Here is a list of suggestions that i believe it will make testing more interesting to watch and it could lead to some improvement to chess strength of a program! Instead of testing programs over and over again and you will only see rybka is on the top and you may get similar results every time when you have engine tournaments. Which that alone can be boring to some of us, would be worth it if we can find slight improvement
List for testing ;
1) The use of 3-4-5-6 Nalimov Tablebase (Okay, it is understandable piece 6 is hard to get it since it's large size but it will certainly improve the endgame/solve most endings plus it would be interesting to see if there very few engines would take advantage for it over others) It may improve engines by maybe 3-5 Elo if not slightly more!
2) Hand tuned opening book (This is very necessary, and honestly I believe the people that use general opening book for testing will not get the absolute conclusion of the program strength, The fact is think about it that way, human player that play over the board tournament have his own openings that difference rest of the players. Someone need to create or find openings that fit exactly to the programs style!!)

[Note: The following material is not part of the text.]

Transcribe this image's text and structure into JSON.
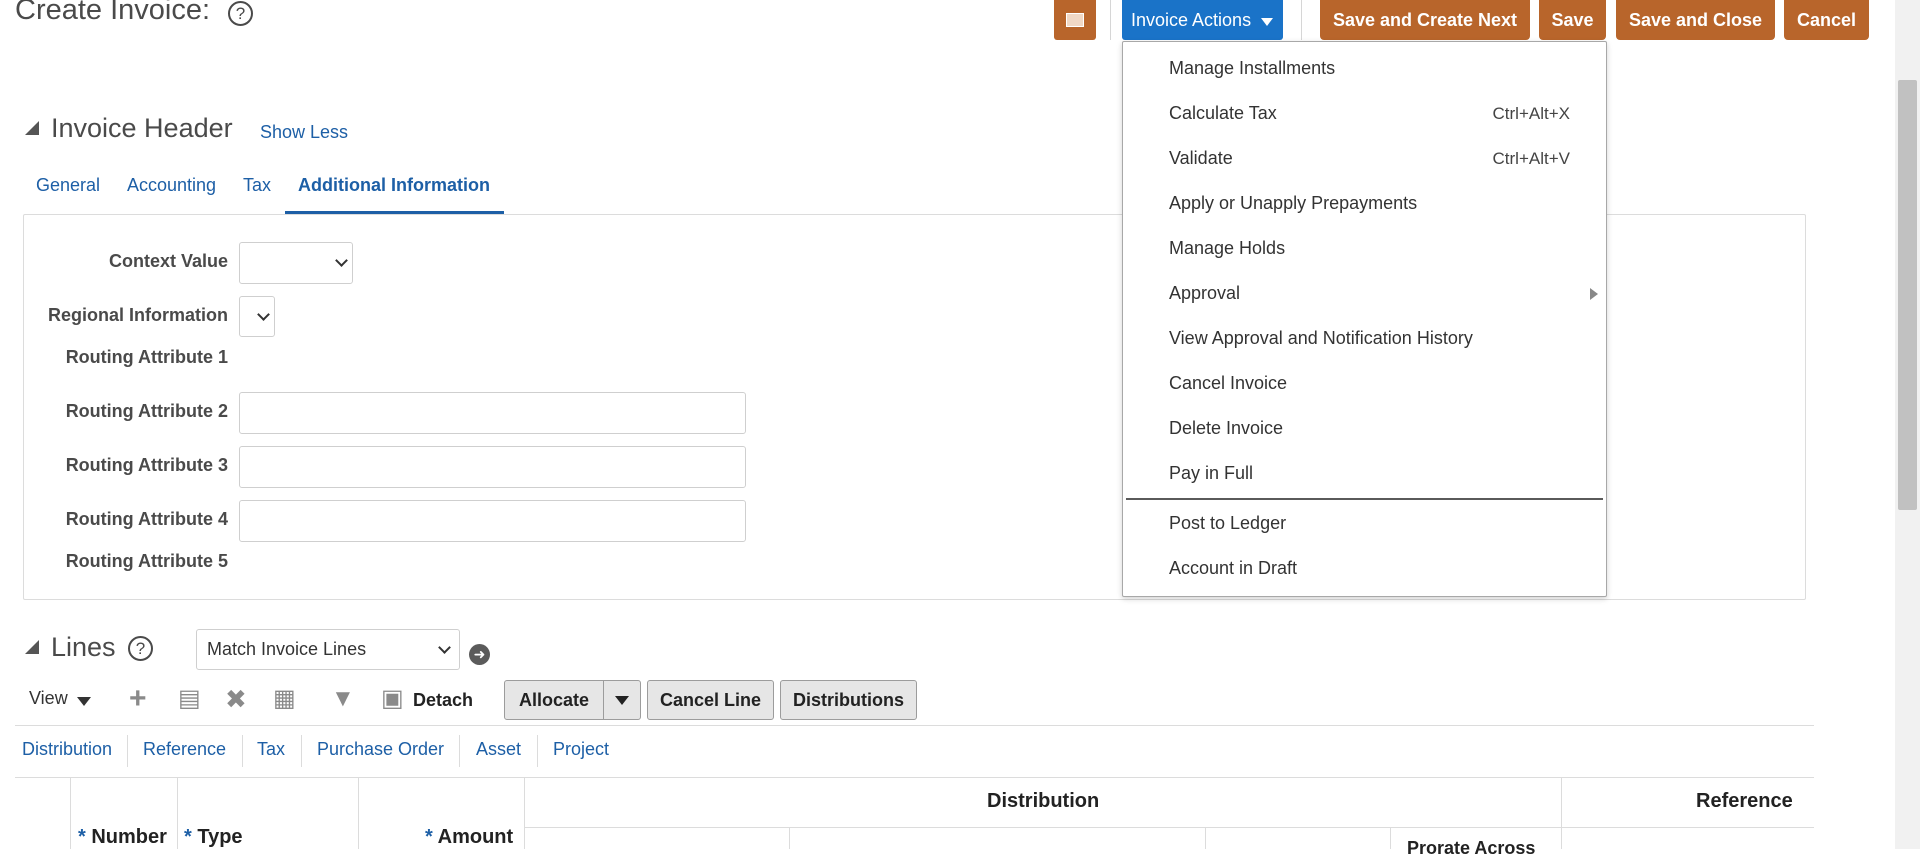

3) Programs settings! (Like rybka or hiarcs. It is also worth trying different settings, I am certain there are some mystery settings that are better than default that comes with the program. Someone can try that by having engine tournament and you can find out after numerous of testing an improvement will be seen!
4) Contempt (Now this is important and I haven't seen folks share games/tournaments results with messing with Contempt, although it's recommended to leave it at 0. but i believe this has a impact, you can use + value for weaker program to favor more draws if it is especially playing against stronger programs, and opposite for stronger programs to - value to see if they can have more wins and avoid draws against weaker/medium strength programs!)
I would like everyone opinions, I believe doing all four different testings will provide a more interesting results. I will be going for it myself and see . Now the use of hardware, that is not too much of issue, we can assume all programs are using quads and 64 bit windows. So this is even a strong push to see the real strength of all programs out there!